Donkii: Can Annotation Error Detection Methods Find Errors in Instruction-Tuning Datasets?
Leon Weber-Genzel, Robert Litschko, Ekaterina Artemova, Barbara Plank
TL;DR
This work introduces Donkii, the first benchmark for applying Annotation Error Detection to instruction-tuning data, and presents a taxonomy of error types that affect InstT datasets. It proposes four training-dynamics–based AED baselines adapted for generative outputs and evaluates them across three Donkii datasets, revealing that the right method and model size are crucial for effective data cleaning. The study demonstrates substantial improvements over random baselines, notes dataset- and category-specific performance trends, and provides practical guidance on using AED to improve the quality of instruction-following data. Overall, Donkii enables systematic evaluation of data-quality interventions in instruction-tuned LLM pipelines and highlights implications for downstream model quality and reliability.
Abstract
Instruction tuning has become an integral part of training pipelines for Large Language Models (LLMs) and has been shown to yield strong performance gains.

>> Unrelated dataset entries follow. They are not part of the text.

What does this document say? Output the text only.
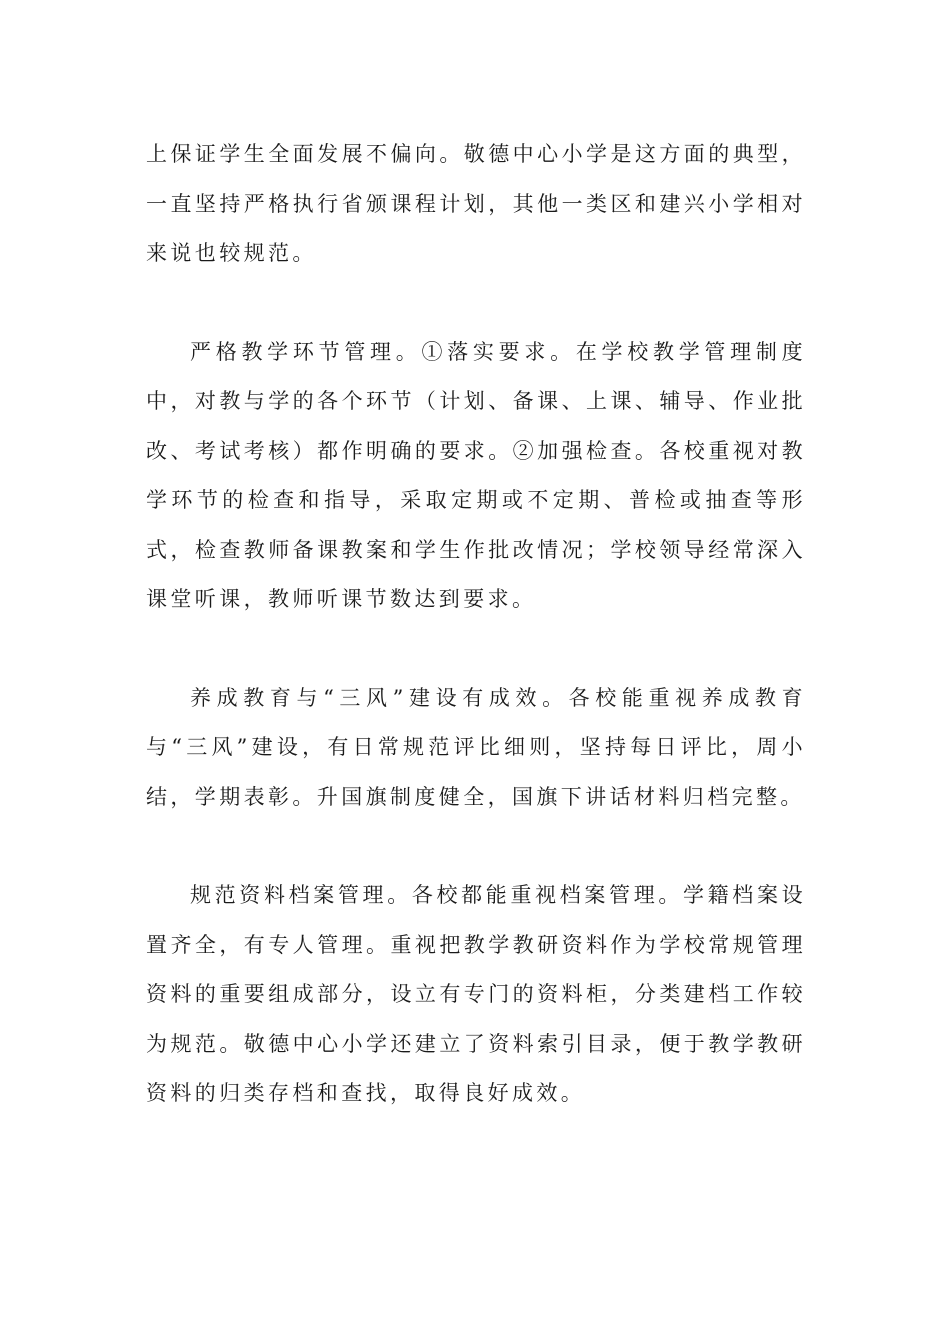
上保证学生全面发展不偏向。敬德中心小学是这方面的典型，一直坚持严格执行省颁课程计划，其他一类区和建兴小学相对来说也较规范。

严格教学环节管理。①落实要求。在学校教学管理制度中，对教与学的各个环节（计划、备课、上课、辅导、作业批改、考试考核）都作明确的要求。②加强检查。各校重视对教学环节的检查和指导，采取定期或不定期、普检或抽查等形式，检查教师备课教案和学生作批改情况；学校领导经常深入课堂听课，教师听课节数达到要求。

养成教育与“三风”建设有成效。各校能重视养成教育与“三风”建设，有日常规范评比细则，坚持每日评比，周小结，学期表彰。升国旗制度健全，国旗下讲话材料归档完整。

规范资料档案管理。各校都能重视档案管理。学籍档案设置齐全，有专人管理。重视把教学教研资料作为学校常规管理资料的重要组成部分，设立有专门的资料柜，分类建档工作较为规范。敬德中心小学还建立了资料索引目录，便于教学教研资料的归类存档和查找，取得良好成效。
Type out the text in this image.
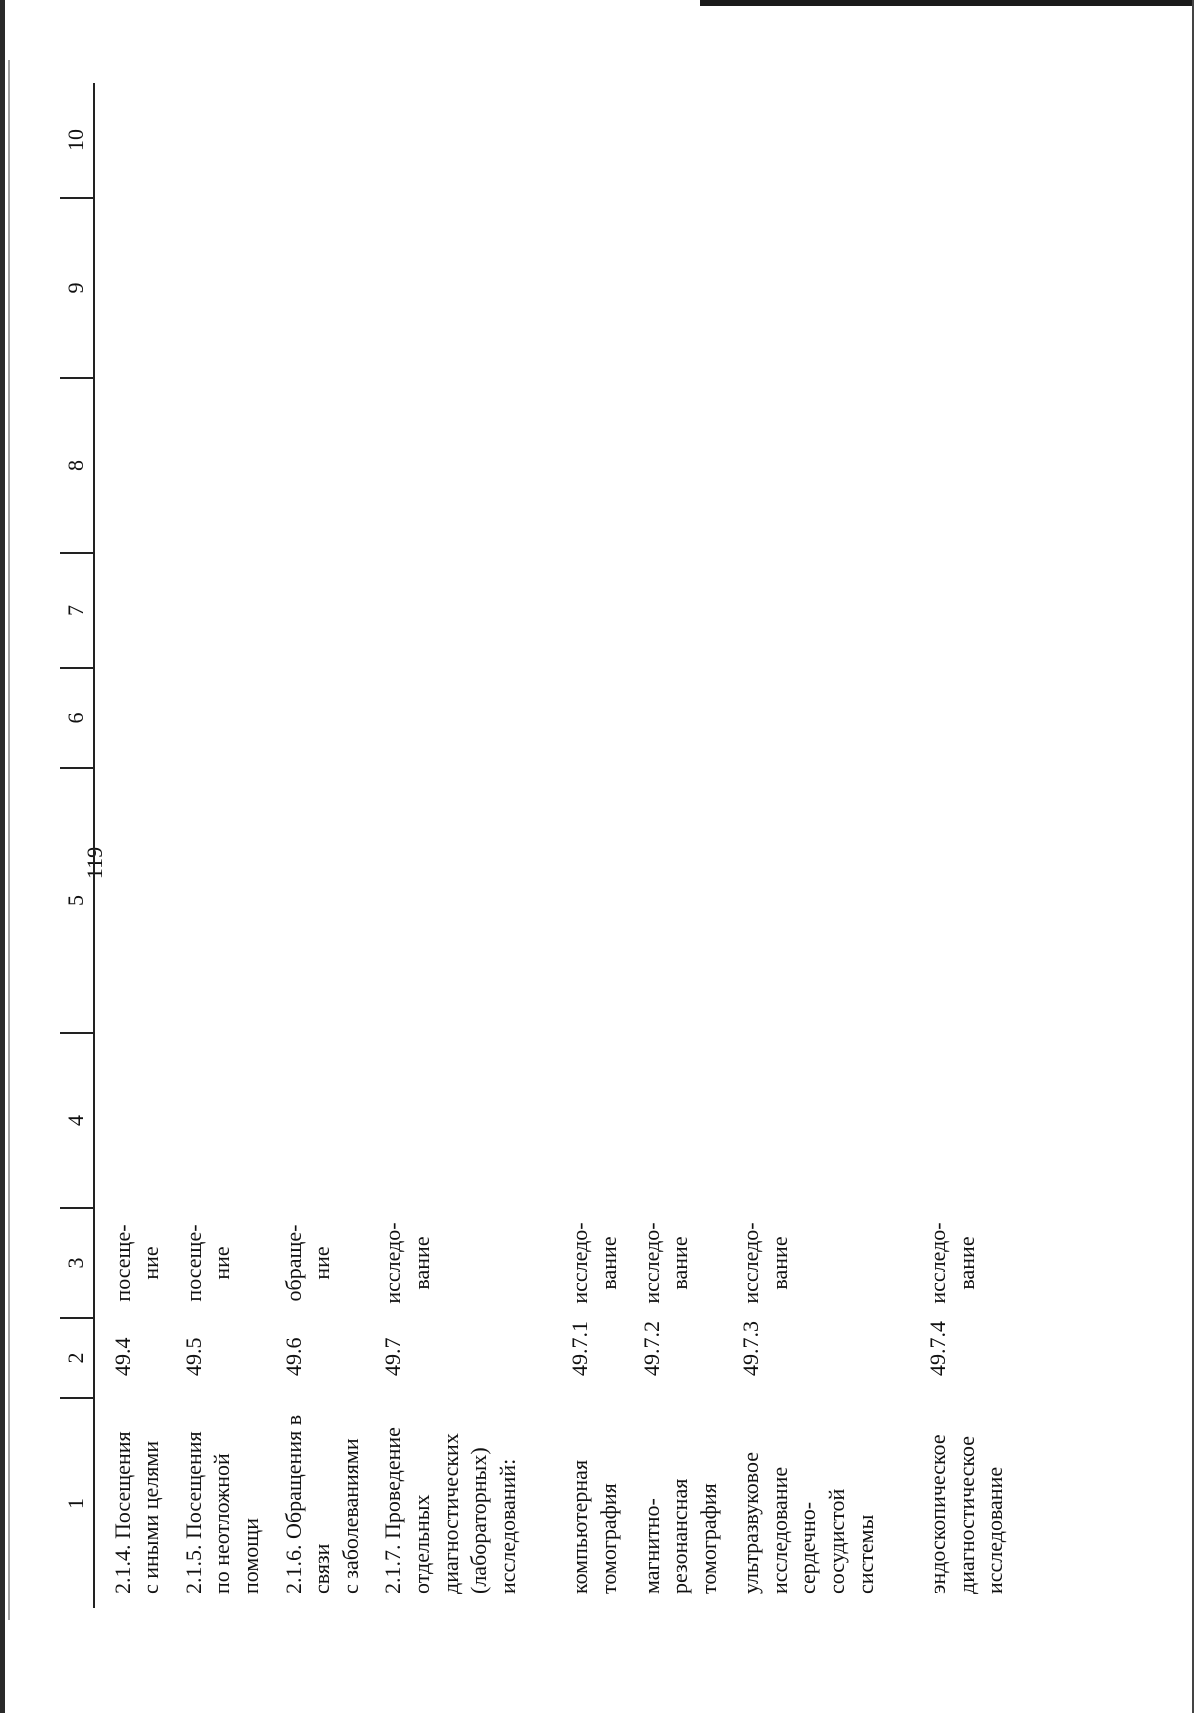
119
1	2	3	4	5	6	7	8	9	10

2.1.4. Посещения с иными целями	49.4	посеще- ние							

2.1.5. Посещения по неотложной помощи	49.5	посеще- ние							

2.1.6. Обращения в связи с заболеваниями	49.6	обраще- ние							

2.1.7. Проведение отдельных диагностических (лабораторных) исследований:	49.7	исследо- вание							

компьютерная томография	49.7.1	исследо- вание							

магнитно-резонансная томография	49.7.2	исследо- вание							

ультразвуковое исследование сердечно-сосудистой системы	49.7.3	исследо- вание							

эндоскопическое диагностическое исследование	49.7.4	исследо- вание							
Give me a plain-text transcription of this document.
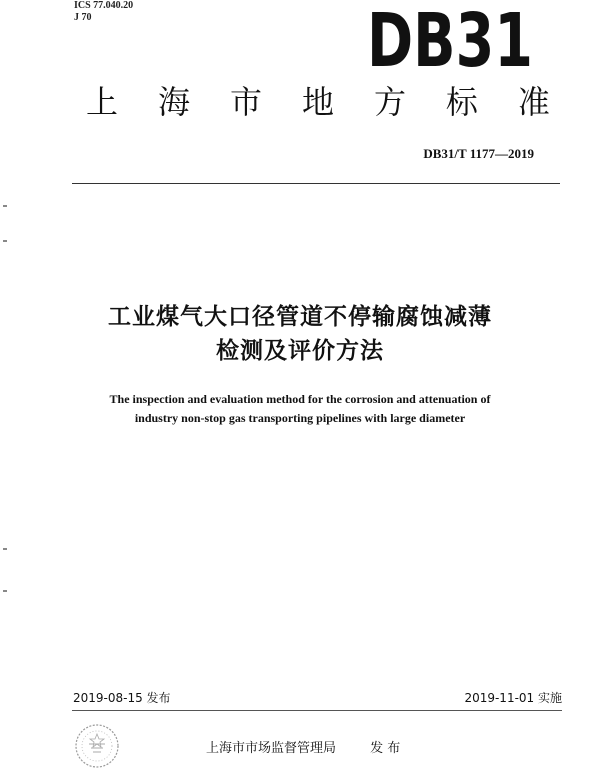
ICS 77.040.20
J 70	DB31
上 海 市 地 方 标 准
DB31/T 1177—2019
工业煤气大口径管道不停输腐蚀减薄
检测及评价方法
The inspection and evaluation method for the corrosion and attenuation of
industry non-stop gas transporting pipelines with large diameter
2019-08-15 发布	2019-11-01 实施
上海市市场监督管理局	发 布
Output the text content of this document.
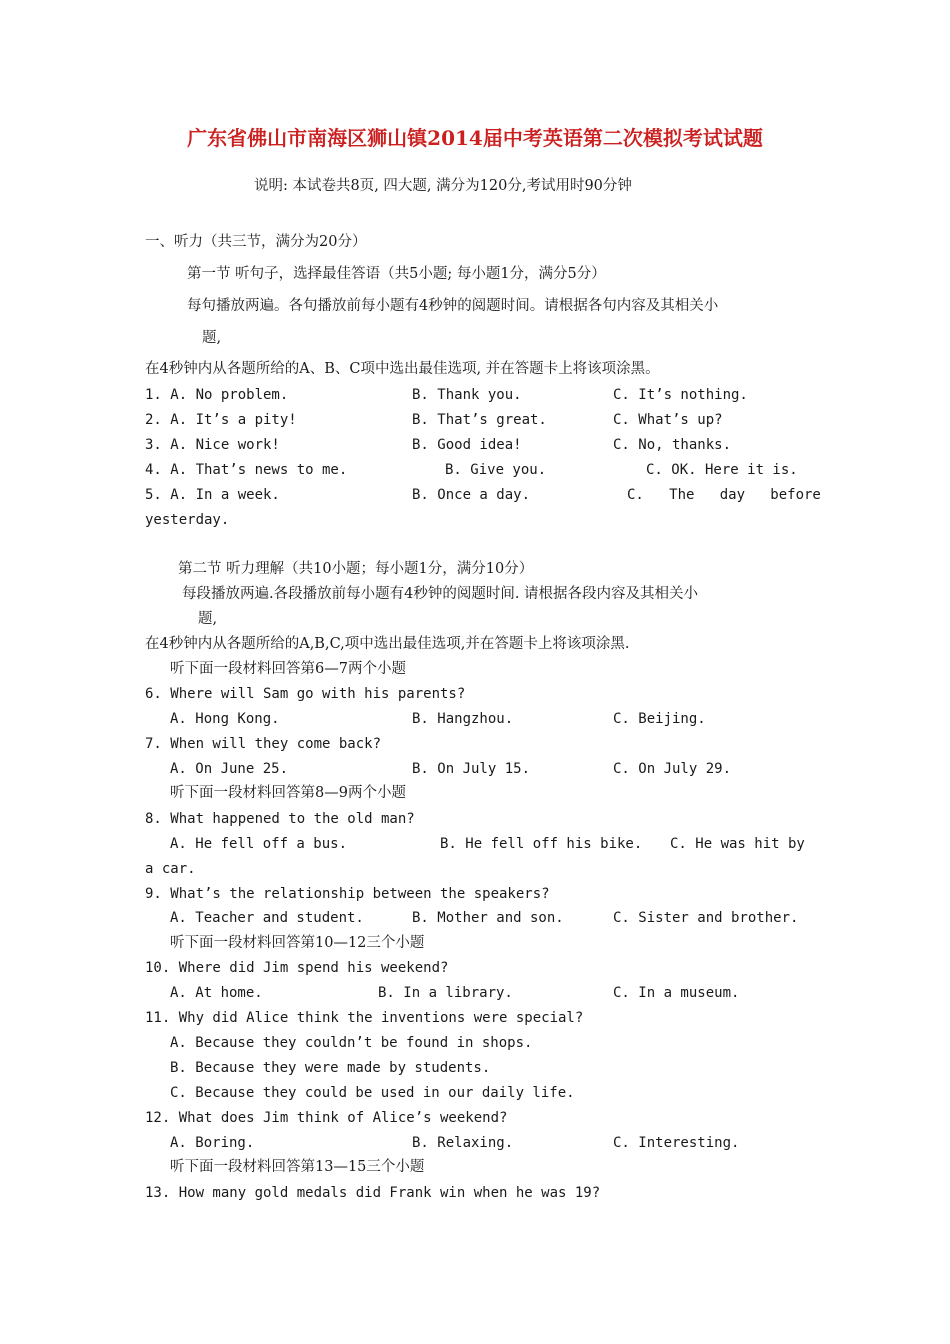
广东省佛山市南海区狮山镇2014届中考英语第二次模拟考试试题
说明: 本试卷共8页, 四大题, 满分为120分,考试用时90分钟
一、听力（共三节，满分为20分）
第一节 听句子，选择最佳答语（共5小题; 每小题1分，满分5分）
每句播放两遍。各句播放前每小题有4秒钟的阅题时间。请根据各句内容及其相关小
题,
在4秒钟内从各题所给的A、B、C项中选出最佳选项, 并在答题卡上将该项涂黑。
1. A. No problem.	B. Thank you.	C. It’s nothing.
2. A. It’s a pity!	B. That’s great.	C. What’s up?
3. A. Nice work!	B. Good idea!	C. No, thanks.
4. A. That’s news to me.	B. Give you.	C. OK. Here it is.
5. A. In a week.	B. Once a day.	C.   The   day   before
yesterday.
第二节 听力理解（共10小题；每小题1分，满分10分）
每段播放两遍.各段播放前每小题有4秒钟的阅题时间. 请根据各段内容及其相关小
题,
在4秒钟内从各题所给的A,B,C,项中选出最佳选项,并在答题卡上将该项涂黑.
听下面一段材料回答第6—7两个小题
6. Where will Sam go with his parents?
A. Hong Kong.	B. Hangzhou.	C. Beijing.
7. When will they come back?
A. On June 25.	B. On July 15.	C. On July 29.
听下面一段材料回答第8—9两个小题
8. What happened to the old man?
A. He fell off a bus.	B. He fell off his bike. C. He was hit by
a car.
9. What’s the relationship between the speakers?
A. Teacher and student.	B. Mother and son.	C. Sister and brother.
听下面一段材料回答第10—12三个小题
10. Where did Jim spend his weekend?
A. At home.	B. In a library.	C. In a museum.
11. Why did Alice think the inventions were special?
A. Because they couldn’t be found in shops.
B. Because they were made by students.
C. Because they could be used in our daily life.
12. What does Jim think of Alice’s weekend?
A. Boring.	B. Relaxing.	C. Interesting.
听下面一段材料回答第13—15三个小题
13. How many gold medals did Frank win when he was 19?
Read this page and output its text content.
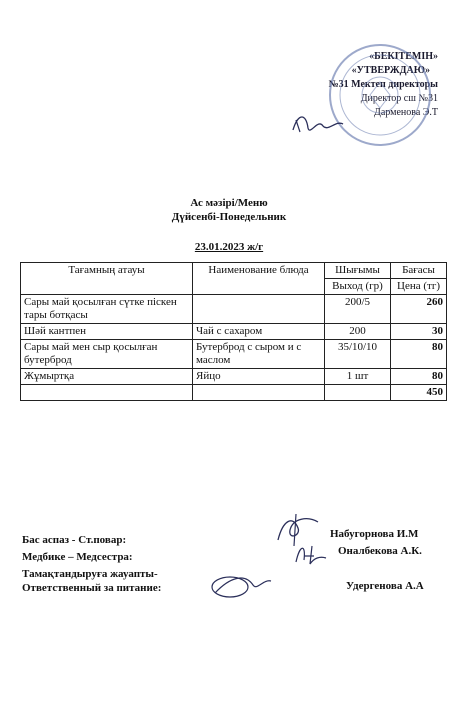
«БЕКІТЕМІН»
«УТВЕРЖДАЮ»
№31 Мектеп директоры
Директор сш №31
Дарменова Э.Т
Ас мәзірі/Меню
Дүйсенбі-Понедельник
23.01.2023 ж/г
Тағамның атауы	Наименование блюда	Шығымы	Бағасы
		Выход (гр)	Цена (тг)
Сары май қосылған сүтке піскен тары ботқасы		200/5	260
Шәй кантпен	Чай с сахаром	200	30
Сары май мен сыр қосылған бутерброд	Бутерброд с сыром и с маслом	35/10/10	80
Жұмыртқа	Яйцо	1 шт	80
			450
Бас аспаз - Ст.повар:
Медбике – Медсестра:
Тамақтандыруға жауапты-
Ответственный за питание:
Набугорнова И.М
Оналбекова А.К.
Удергенова А.А
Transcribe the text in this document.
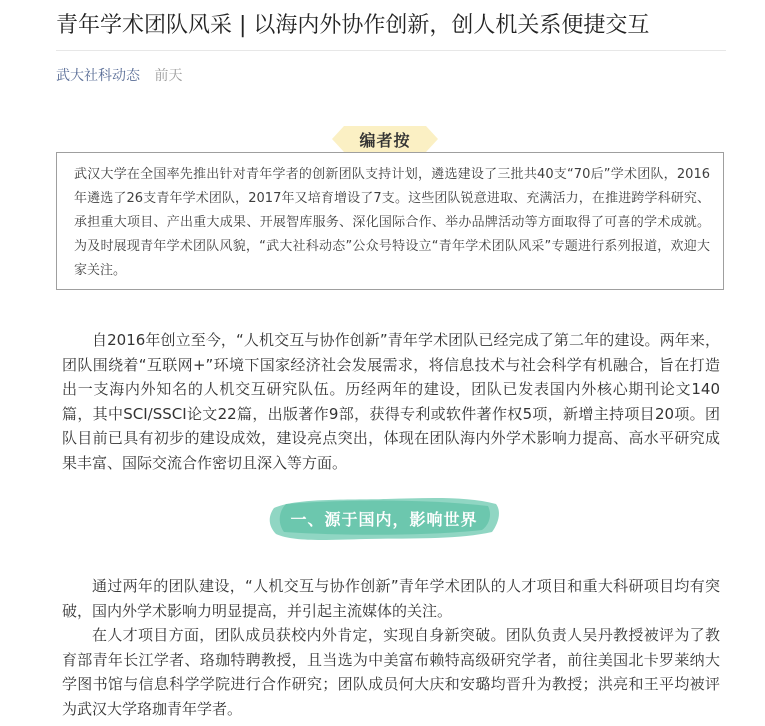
青年学术团队风采 | 以海内外协作创新，创人机关系便捷交互
武大社科动态 前天

武汉大学在全国率先推出针对青年学者的创新团队支持计划，遴选建设了三批共40支“70后”学术团队，2016年遴选了26支青年学术团队，2017年又培育增设了7支。这些团队锐意进取、充满活力，在推进跨学科研究、承担重大项目、产出重大成果、开展智库服务、深化国际合作、举办品牌活动等方面取得了可喜的学术成就。为及时展现青年学术团队风貌，“武大社科动态”公众号特设立“青年学术团队风采”专题进行系列报道，欢迎大家关注。

编者按

自2016年创立至今，“人机交互与协作创新”青年学术团队已经完成了第二年的建设。两年来，团队围绕着“互联网+”环境下国家经济社会发展需求，将信息技术与社会科学有机融合，旨在打造出一支海内外知名的人机交互研究队伍。历经两年的建设，团队已发表国内外核心期刊论文140篇，其中SCI/SSCI论文22篇，出版著作9部，获得专利或软件著作权5项，新增主持项目20项。团队目前已具有初步的建设成效，建设亮点突出，体现在团队海内外学术影响力提高、高水平研究成果丰富、国际交流合作密切且深入等方面。

一、源于国内，影响世界

通过两年的团队建设，“人机交互与协作创新”青年学术团队的人才项目和重大科研项目均有突破，国内外学术影响力明显提高，并引起主流媒体的关注。

在人才项目方面，团队成员获校内外肯定，实现自身新突破。团队负责人吴丹教授被评为了教育部青年长江学者、珞珈特聘教授，且当选为中美富布赖特高级研究学者，前往美国北卡罗莱纳大学图书馆与信息科学学院进行合作研究；团队成员何大庆和安璐均晋升为教授；洪亮和王平均被评为武汉大学珞珈青年学者。
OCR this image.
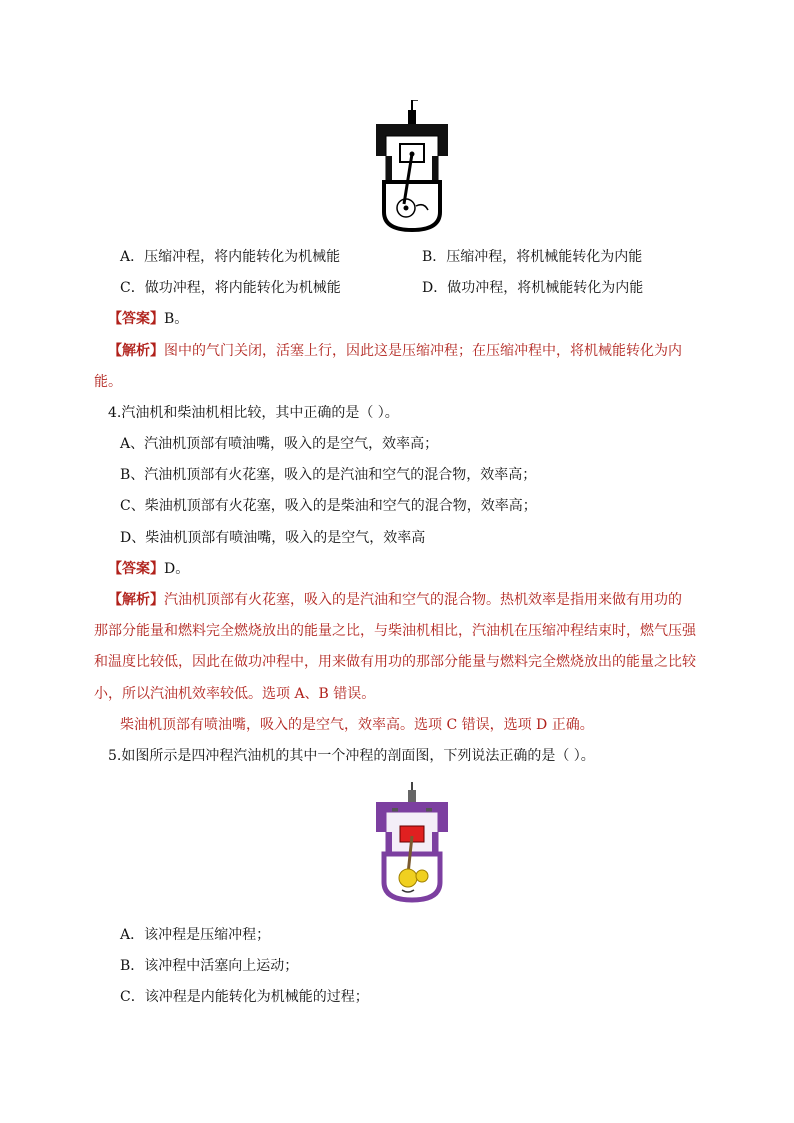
A．压缩冲程，将内能转化为机械能	B．压缩冲程，将机械能转化为内能
C．做功冲程，将内能转化为机械能	D．做功冲程，将机械能转化为内能
【答案】B。
【解析】图中的气门关闭，活塞上行，因此这是压缩冲程；在压缩冲程中，将机械能转化为内
能。
4.汽油机和柴油机相比较，其中正确的是（ ）。
A、汽油机顶部有喷油嘴，吸入的是空气，效率高；
B、汽油机顶部有火花塞，吸入的是汽油和空气的混合物，效率高；
C、柴油机顶部有火花塞，吸入的是柴油和空气的混合物，效率高；
D、柴油机顶部有喷油嘴，吸入的是空气，效率高
【答案】D。
【解析】汽油机顶部有火花塞，吸入的是汽油和空气的混合物。热机效率是指用来做有用功的
那部分能量和燃料完全燃烧放出的能量之比，与柴油机相比，汽油机在压缩冲程结束时，燃气压强
和温度比较低，因此在做功冲程中，用来做有用功的那部分能量与燃料完全燃烧放出的能量之比较
小，所以汽油机效率较低。选项 A、B 错误。
柴油机顶部有喷油嘴，吸入的是空气，效率高。选项 C 错误，选项 D 正确。
5.如图所示是四冲程汽油机的其中一个冲程的剖面图，下列说法正确的是（ ）。
A．该冲程是压缩冲程；
B．该冲程中活塞向上运动；
C．该冲程是内能转化为机械能的过程；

In an orthogonal line of research, Annotation Error Detection (AED) has emerged as a tool for detecting quality problems in gold standard labels. So far, however, the application of AED methods has been limited to classification tasks. It is an open question how well AED methods generalize to language generation settings, which are becoming more widespread via LLMs. In this paper, we present a first and novel benchmark for AED on instruction tuning data: DONKII. It comprises three instruction-tuning datasets enriched with error annotations by experts and semi-automatic methods. We also provide a novel taxonomy of error types for instruction-tuning data. We find that all three datasets contain clear errors, which sometimes propagate directly into instruction-tuned LLMs. We propose four AED baselines for the generative setting and evaluate them extensively on the newly introduced dataset. Our results show that the choice of the right AED method and model size is indeed crucial and derive practical recommendations for how to use AED methods to clean instruction-tuning data.